I will discuss the politics in a later post. The politics is interesting -- as in the Chinese curse. We live in interesting times...

The second risk to the GSE income is that somehow competition comes back into the mortgage market. I suspect that is a few years away. We only need to last a few years for the securities to be visibly money-good. Nonetheless I can't imagine the spreads remaining this wide indefinitely.

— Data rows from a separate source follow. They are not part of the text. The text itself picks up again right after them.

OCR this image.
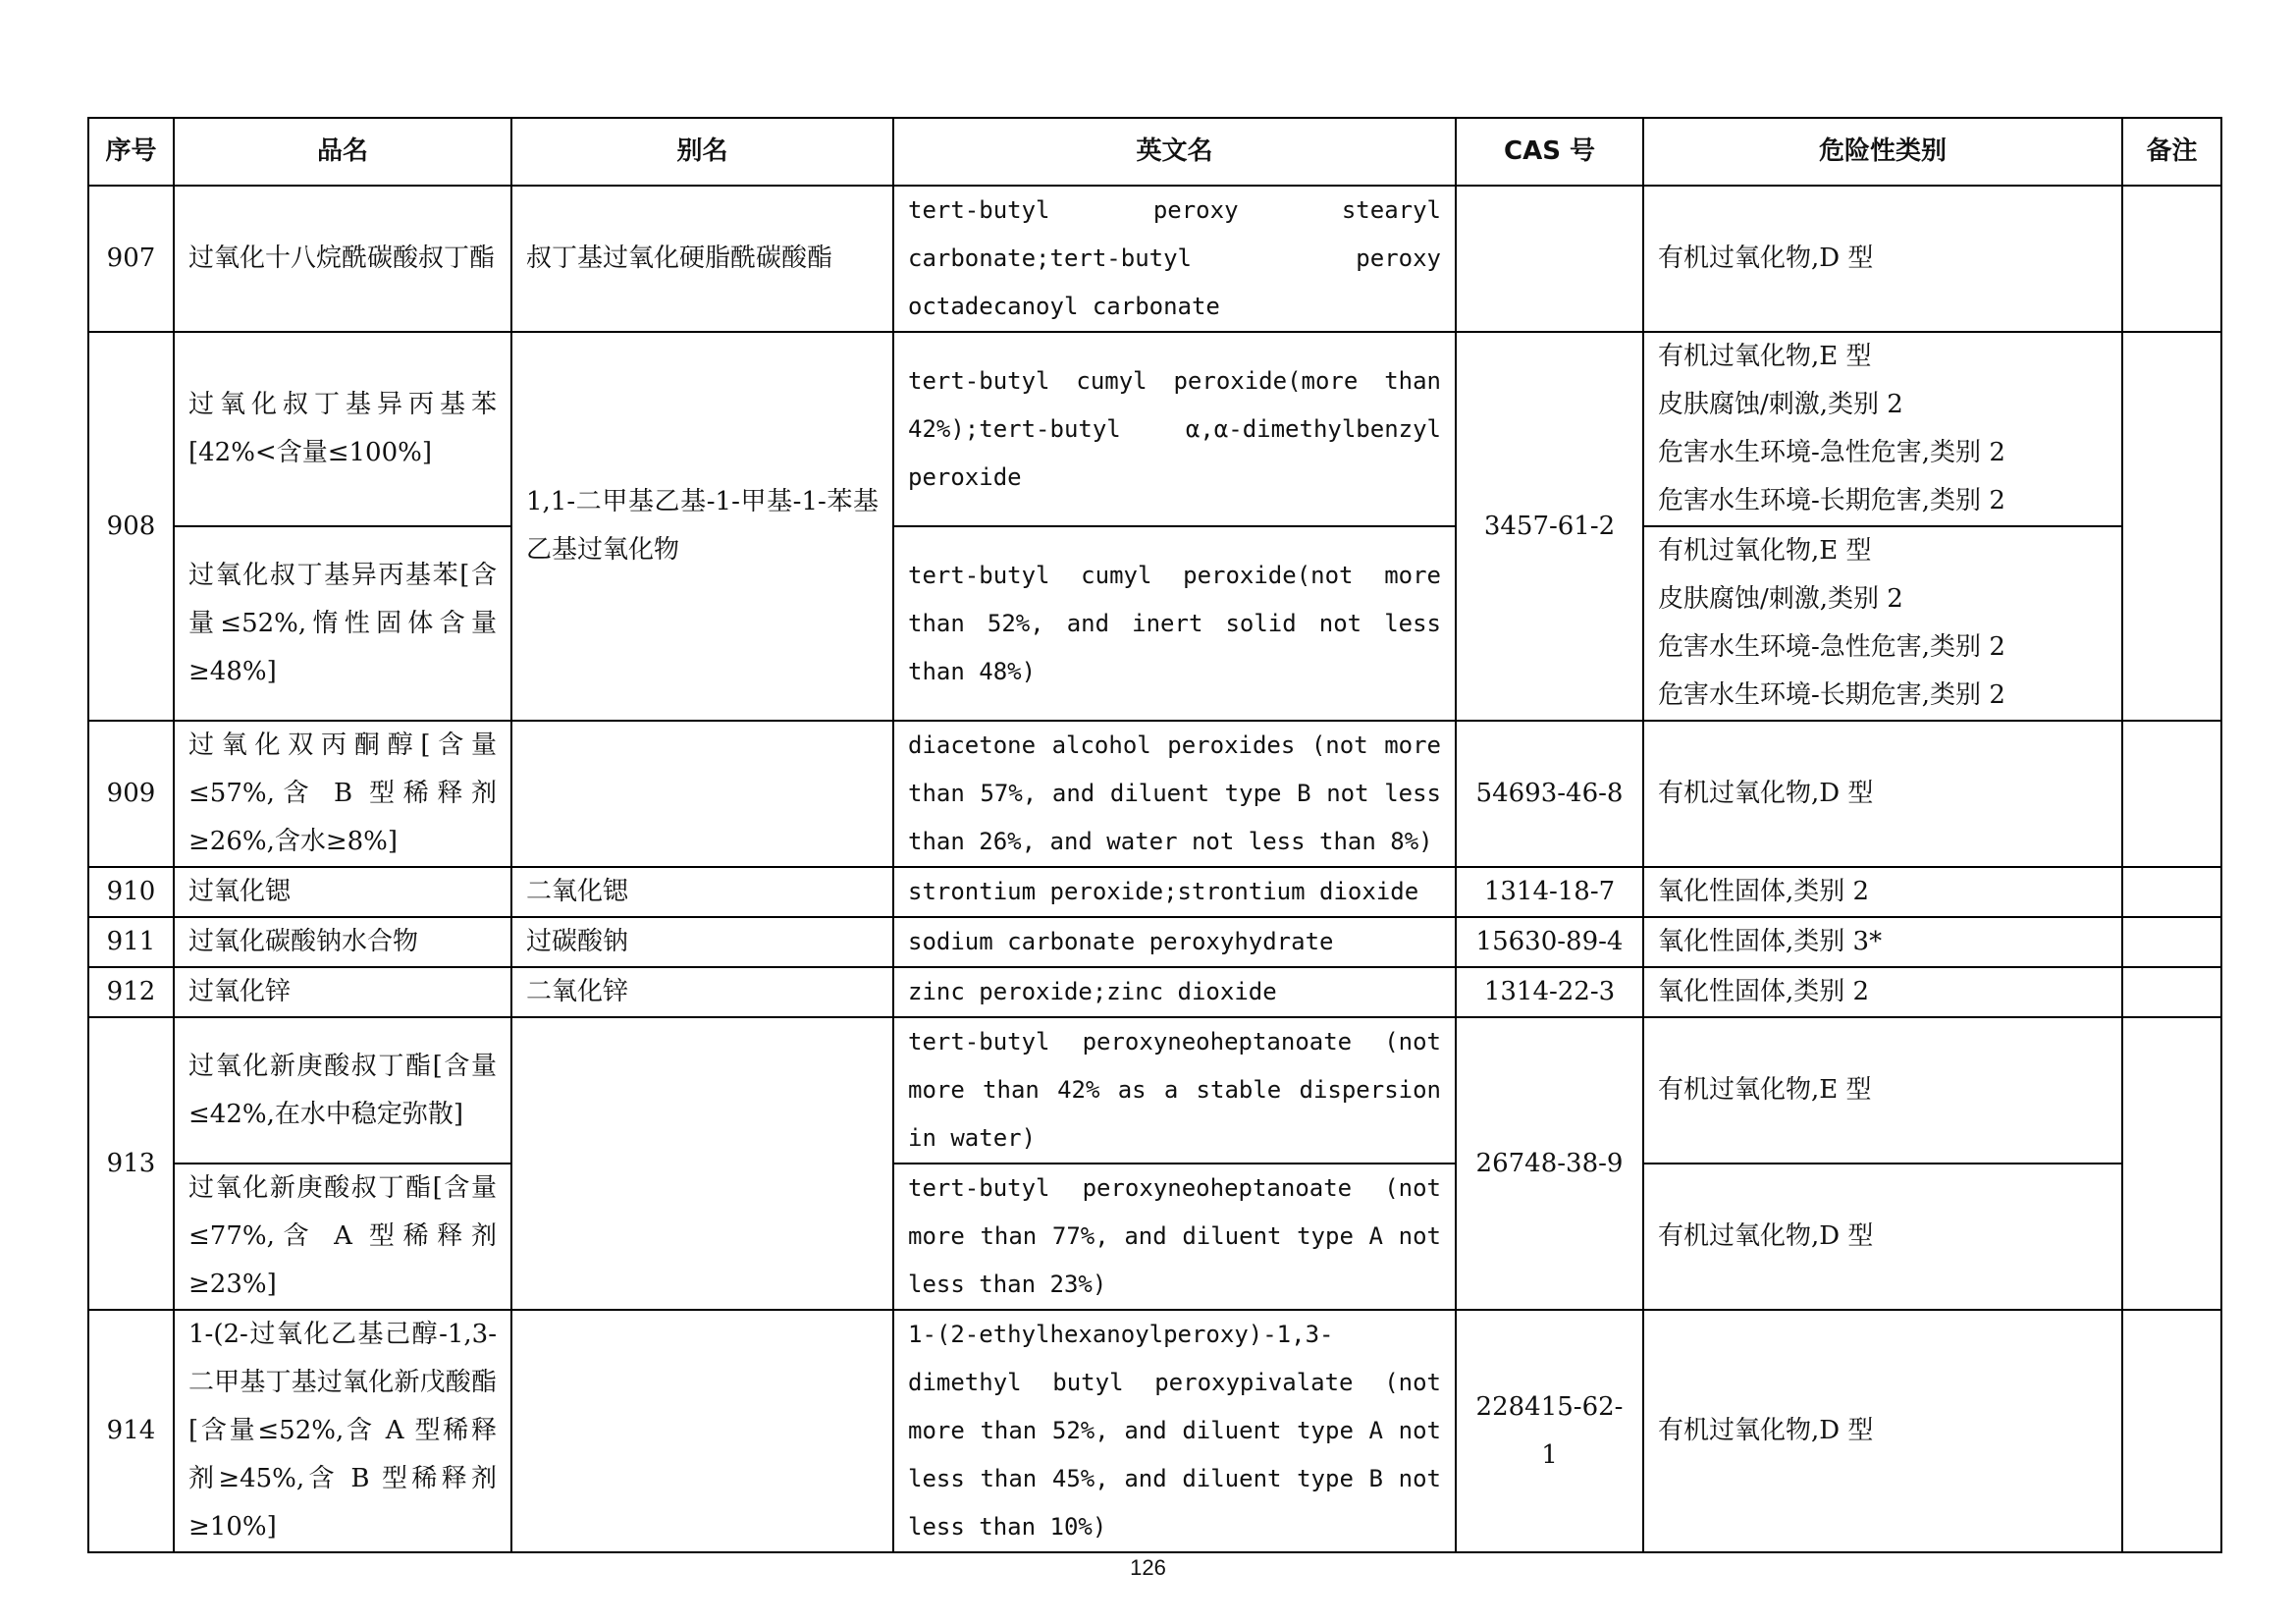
序号	品名	别名	英文名	CAS 号	危险性类别	备注
907	过氧化十八烷酰碳酸叔丁酯	叔丁基过氧化硬脂酰碳酸酯	tert-butyl peroxy stearyl carbonate;tert-butyl peroxy octadecanoyl carbonate		有机过氧化物,D 型	

908	过氧化叔丁基异丙基苯[42%<含量≤100%]	1,1-二甲基乙基-1-甲基-1-苯基乙基过氧化物	tert-butyl cumyl peroxide(more than 42%);tert-butyl α,α-dimethylbenzyl peroxide	3457-61-2	有机过氧化物,E 型
皮肤腐蚀/刺激,类别 2
危害水生环境-急性危害,类别 2
危害水生环境-长期危害,类别 2	

	过氧化叔丁基异丙基苯[含量≤52%,惰性固体含量≥48%]		tert-butyl cumyl peroxide(not more than 52%, and inert solid not less than 48%)		有机过氧化物,E 型
皮肤腐蚀/刺激,类别 2
危害水生环境-急性危害,类别 2
危害水生环境-长期危害,类别 2	

909	过氧化双丙酮醇[含量≤57%,含 B 型稀释剂≥26%,含水≥8%]		diacetone alcohol peroxides (not more than 57%, and diluent type B not less than 26%, and water not less than 8%)	54693-46-8	有机过氧化物,D 型	

910	过氧化锶	二氧化锶	strontium peroxide;strontium dioxide	1314-18-7	氧化性固体,类别 2	

911	过氧化碳酸钠水合物	过碳酸钠	sodium carbonate peroxyhydrate	15630-89-4	氧化性固体,类别 3*	

912	过氧化锌	二氧化锌	zinc peroxide;zinc dioxide	1314-22-3	氧化性固体,类别 2	

913	过氧化新庚酸叔丁酯[含量≤42%,在水中稳定弥散]		tert-butyl peroxyneoheptanoate (not more than 42% as a stable dispersion in water)	26748-38-9	有机过氧化物,E 型	

	过氧化新庚酸叔丁酯[含量≤77%,含 A 型稀释剂≥23%]		tert-butyl peroxyneoheptanoate (not more than 77%, and diluent type A not less than 23%)		有机过氧化物,D 型	

914	1-(2-过氧化乙基己醇-1,3-二甲基丁基过氧化新戊酸酯[含量≤52%,含 A 型稀释剂≥45%,含 B 型稀释剂≥10%]		1-(2-ethylhexanoylperoxy)-1,3-dimethyl butyl peroxypivalate (not more than 52%, and diluent type A not less than 45%, and diluent type B not less than 10%)	228415-62-1	有机过氧化物,D 型	

126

The third risk is that Fannie or Freddie massively stuff up their interest rate hedging and fail to adequately hedge the mortgage refinance risk or the short-term interest rate risk on their books. Fannie had a (relatively) minor hedging problem I think in 2002 in which it was short duration and interest rates moved against it by about 10 basis points in one day. My count at the time was that it lost $8 billion. The company could do that again. I have no way of estimating the chance of that, but I am relatively comfortable with the interest rate risk in the book at the moment. (Losing $8 billion in a day is relatively minor only when compared to the losses that Fannie has had on the credit cycle. Interest rate risk is part of these businesses.)

The Commitment Fee

At the end of this year the government has the right to charge Fannie and Freddie a commitment fee (mentioned in the quote above). The size of this fee has not been determined. This fee does not change the end loss to taxpayers but it may change the value of Fannie and Freddie's preferred and common stock. An excessive fee could lead to a Fifth Amendment complaint by preference shareholders. However it is a real risk to this thesis.


I am a preferred shareholder and -- as a shareholder in anything -- nearly always worried about risk. But if I had to tell you what keeps me awake at night it is essentially

political decisions crimping Fannie and Freddie's ability to earn revenue

. In particular, they may not -- by government fiat -- be allowed to charge adequate guarantee fees. They may -- by government fiat -- have to shrink their books very radically, thereby reducing spread income. They may -- also by government fiat -- be kept perpetually insolvent by way of the forthcoming commitment fee.


A note: I was a little more sloppy about the costs at Fannie and Freddie in Part 6 than I should have been. Some accurate criticisms have been received as to how I broke up cost items. However, I note that costs are seldom more than 12%-15% of revenue at the GSEs. The GSEs are large wholesale institutions -- buying bulk mortgages and doing finance in bulk. Costs do not matter much. What matters is revenue (this post) and credit losses (last post). When it comes to the 10Qs I have always read the cost section relatively fast as it is relatively unimportant.

The real risks to my thesis are on the revenue line and in the credit cost estimates.

-- Written by John Hempton in Bondi Junction, Australia


John Hempton is chief investment officer and founder of Bronte Capital, an Australian based global asset management firm. He was formerly a partner at Platinum Asset Management and has served as chief analyst of tax policy for the New Zealand Treasury.